Which is why it's so frustrating when we often hear claims that increased density is incompatible with quality of life because it's just not true. It's overly simplistic and reductive to suggest that one factor determines quality of life when it's far more complicated than that. There's no such thing as a neighborhood or the quality of life in a neighborhood being destroyed by adding extra density to it. That is only done through poor design and execution decisions which are density agnostic. So we have situations where people extol the virtues of neighborhoods like the one in the picture above while most NIMBY activity opposes it and demands only fully detached houses. And then there are people who express a preference for mid/high-rise living like in the first post, while the second use neighbourhoods that NIMBYs would have a meltdown over over as a counter example.
Some cities are notorious for having small homes and it results in a greater public life since it leads to people spending more time in social settings and third places. But of course that depends on those places being allowed to develop. And there are other settings where the density is low but quality of life is achieved by making it a more communal setting like a small town, contrasting with the sparse individualism characteristic of modern suburbia. I've also seen dense neighborhoods that were extremely lush and green with potted and hanging plants, vines, shrubbery, street trees etc. While I've seen low density areas with little greenery other than patches of grass.
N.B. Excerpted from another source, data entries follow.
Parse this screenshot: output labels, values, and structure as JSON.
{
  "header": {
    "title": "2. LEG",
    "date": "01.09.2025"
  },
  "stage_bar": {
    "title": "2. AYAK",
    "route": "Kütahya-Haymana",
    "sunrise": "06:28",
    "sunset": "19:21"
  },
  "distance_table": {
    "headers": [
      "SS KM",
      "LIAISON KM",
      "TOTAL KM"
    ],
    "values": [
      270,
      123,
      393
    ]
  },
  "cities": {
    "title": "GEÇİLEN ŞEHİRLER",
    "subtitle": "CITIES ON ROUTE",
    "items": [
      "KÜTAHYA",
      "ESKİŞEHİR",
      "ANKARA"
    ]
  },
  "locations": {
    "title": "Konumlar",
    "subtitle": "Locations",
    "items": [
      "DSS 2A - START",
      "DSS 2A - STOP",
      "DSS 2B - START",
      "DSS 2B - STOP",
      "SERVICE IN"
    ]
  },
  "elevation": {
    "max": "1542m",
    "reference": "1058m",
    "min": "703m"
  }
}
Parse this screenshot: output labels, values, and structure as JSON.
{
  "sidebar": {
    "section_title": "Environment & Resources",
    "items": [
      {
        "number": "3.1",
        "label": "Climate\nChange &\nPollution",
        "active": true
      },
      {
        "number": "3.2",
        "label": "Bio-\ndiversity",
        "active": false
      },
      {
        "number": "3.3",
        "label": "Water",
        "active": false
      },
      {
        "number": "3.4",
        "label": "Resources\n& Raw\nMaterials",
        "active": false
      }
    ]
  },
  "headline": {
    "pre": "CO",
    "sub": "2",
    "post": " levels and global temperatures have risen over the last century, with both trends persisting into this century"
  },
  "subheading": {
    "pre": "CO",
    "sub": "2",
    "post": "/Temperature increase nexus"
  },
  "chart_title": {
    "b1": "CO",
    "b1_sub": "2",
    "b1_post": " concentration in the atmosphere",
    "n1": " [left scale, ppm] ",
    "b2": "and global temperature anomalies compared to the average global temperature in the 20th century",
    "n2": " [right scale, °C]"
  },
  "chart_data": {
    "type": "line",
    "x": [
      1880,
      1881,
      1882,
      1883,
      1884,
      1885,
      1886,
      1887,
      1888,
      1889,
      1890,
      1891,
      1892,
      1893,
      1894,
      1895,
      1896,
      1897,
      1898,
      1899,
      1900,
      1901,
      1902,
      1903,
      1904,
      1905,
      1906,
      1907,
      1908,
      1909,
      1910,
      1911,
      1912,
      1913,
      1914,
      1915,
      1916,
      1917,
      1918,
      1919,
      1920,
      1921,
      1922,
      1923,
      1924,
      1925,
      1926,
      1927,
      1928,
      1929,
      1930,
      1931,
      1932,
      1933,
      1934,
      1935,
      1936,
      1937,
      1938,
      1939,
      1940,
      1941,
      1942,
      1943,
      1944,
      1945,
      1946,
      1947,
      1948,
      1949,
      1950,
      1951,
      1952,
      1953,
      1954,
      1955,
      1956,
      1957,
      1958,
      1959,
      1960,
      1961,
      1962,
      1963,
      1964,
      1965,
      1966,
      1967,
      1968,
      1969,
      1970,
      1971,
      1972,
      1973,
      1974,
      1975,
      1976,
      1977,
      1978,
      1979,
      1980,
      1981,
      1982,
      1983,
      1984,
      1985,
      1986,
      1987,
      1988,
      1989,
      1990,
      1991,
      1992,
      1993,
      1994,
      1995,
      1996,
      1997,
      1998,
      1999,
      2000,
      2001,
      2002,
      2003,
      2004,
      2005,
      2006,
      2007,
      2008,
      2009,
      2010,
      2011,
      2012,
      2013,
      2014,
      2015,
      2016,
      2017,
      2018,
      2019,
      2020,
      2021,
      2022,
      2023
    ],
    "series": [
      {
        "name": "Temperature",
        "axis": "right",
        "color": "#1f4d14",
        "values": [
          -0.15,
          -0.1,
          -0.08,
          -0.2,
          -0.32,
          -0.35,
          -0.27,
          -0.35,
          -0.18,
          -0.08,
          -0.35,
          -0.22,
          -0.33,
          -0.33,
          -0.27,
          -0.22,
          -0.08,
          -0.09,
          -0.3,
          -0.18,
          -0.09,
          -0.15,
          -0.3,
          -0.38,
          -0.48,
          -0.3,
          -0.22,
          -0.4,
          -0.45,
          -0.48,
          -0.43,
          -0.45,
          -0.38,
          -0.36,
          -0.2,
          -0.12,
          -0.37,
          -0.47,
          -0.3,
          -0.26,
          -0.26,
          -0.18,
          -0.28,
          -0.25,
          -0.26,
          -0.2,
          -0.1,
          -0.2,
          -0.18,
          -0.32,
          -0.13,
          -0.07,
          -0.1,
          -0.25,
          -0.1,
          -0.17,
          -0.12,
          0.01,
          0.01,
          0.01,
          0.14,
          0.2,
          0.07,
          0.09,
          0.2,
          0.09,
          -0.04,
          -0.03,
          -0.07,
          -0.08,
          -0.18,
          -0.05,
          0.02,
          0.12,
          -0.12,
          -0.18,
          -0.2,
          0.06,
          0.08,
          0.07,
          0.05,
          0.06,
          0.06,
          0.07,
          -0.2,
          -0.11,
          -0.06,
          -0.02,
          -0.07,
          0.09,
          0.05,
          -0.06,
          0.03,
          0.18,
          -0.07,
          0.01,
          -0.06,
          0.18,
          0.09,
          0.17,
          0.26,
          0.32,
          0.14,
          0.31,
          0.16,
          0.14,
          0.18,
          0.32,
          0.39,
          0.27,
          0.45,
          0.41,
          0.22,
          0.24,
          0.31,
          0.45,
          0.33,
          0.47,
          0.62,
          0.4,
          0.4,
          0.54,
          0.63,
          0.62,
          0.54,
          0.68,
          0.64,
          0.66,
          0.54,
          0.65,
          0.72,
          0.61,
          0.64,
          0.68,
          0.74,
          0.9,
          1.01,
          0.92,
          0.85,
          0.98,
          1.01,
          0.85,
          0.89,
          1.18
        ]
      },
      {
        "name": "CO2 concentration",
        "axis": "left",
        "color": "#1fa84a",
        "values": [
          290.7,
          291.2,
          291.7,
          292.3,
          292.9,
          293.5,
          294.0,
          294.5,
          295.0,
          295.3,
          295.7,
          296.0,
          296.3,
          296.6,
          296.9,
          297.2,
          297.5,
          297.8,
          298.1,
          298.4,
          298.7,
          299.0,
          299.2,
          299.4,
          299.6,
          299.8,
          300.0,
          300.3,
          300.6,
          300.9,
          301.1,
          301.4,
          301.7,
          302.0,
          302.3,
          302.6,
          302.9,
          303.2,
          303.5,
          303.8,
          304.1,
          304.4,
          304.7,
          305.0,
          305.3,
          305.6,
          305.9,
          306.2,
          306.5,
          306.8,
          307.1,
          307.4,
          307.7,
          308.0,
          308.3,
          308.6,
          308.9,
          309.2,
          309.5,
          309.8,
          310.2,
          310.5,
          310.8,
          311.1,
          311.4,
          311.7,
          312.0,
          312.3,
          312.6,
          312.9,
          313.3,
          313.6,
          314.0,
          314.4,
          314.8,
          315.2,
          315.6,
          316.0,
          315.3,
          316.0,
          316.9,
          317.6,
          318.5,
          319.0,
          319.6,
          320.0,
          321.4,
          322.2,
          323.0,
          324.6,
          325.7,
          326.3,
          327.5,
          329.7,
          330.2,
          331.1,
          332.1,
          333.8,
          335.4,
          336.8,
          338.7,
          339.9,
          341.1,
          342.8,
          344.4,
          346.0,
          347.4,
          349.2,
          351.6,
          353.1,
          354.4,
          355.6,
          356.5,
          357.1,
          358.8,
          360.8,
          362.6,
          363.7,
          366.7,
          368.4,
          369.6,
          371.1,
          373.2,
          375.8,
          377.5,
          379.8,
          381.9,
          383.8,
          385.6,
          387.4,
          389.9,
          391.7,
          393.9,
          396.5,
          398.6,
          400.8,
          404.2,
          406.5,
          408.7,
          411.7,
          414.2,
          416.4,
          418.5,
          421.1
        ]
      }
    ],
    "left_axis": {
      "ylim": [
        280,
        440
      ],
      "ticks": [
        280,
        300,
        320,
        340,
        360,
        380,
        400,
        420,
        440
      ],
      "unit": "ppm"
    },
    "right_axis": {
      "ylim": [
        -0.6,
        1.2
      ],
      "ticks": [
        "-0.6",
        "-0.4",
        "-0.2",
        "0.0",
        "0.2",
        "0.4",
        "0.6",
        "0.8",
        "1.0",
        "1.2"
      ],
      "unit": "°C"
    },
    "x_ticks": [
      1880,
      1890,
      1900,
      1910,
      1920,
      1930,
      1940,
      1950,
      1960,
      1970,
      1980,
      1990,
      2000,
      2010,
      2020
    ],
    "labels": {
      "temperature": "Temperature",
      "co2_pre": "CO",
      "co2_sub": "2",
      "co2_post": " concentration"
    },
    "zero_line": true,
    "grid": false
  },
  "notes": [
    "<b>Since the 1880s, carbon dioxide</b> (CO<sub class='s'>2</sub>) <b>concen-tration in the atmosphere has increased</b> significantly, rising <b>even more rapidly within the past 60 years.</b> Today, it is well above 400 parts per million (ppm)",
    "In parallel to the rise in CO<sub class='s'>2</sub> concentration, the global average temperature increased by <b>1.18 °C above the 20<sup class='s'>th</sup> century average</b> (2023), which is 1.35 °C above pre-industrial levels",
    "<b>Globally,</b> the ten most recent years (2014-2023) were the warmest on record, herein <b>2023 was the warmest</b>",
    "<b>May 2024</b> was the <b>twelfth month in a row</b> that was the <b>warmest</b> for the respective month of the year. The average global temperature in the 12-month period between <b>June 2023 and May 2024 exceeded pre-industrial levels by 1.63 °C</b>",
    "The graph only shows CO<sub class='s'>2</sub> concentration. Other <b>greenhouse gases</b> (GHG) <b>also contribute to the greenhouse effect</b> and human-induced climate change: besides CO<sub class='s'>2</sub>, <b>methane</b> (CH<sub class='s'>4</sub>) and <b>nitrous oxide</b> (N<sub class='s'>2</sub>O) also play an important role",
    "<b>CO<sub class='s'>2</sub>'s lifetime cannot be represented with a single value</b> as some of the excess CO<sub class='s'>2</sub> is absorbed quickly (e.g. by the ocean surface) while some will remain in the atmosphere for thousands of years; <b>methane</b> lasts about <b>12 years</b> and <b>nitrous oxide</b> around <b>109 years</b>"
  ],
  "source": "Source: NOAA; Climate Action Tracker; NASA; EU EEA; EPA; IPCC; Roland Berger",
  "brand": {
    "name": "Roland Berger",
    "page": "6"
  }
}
The absolute, non-relative, non-subjective aspects of density are things like the amount of land a style of development uses, the cost to service it with infrastructure, and the travel distances that result from how spread out an area is. Beyond that, subjective aspects like quality of life can be discussed in terms of individual experience, but we absolutely cannot make categorical statements in terms of one development type of density offering a higher quality of life than the other. It depends on how it's done and who will be experiencing it.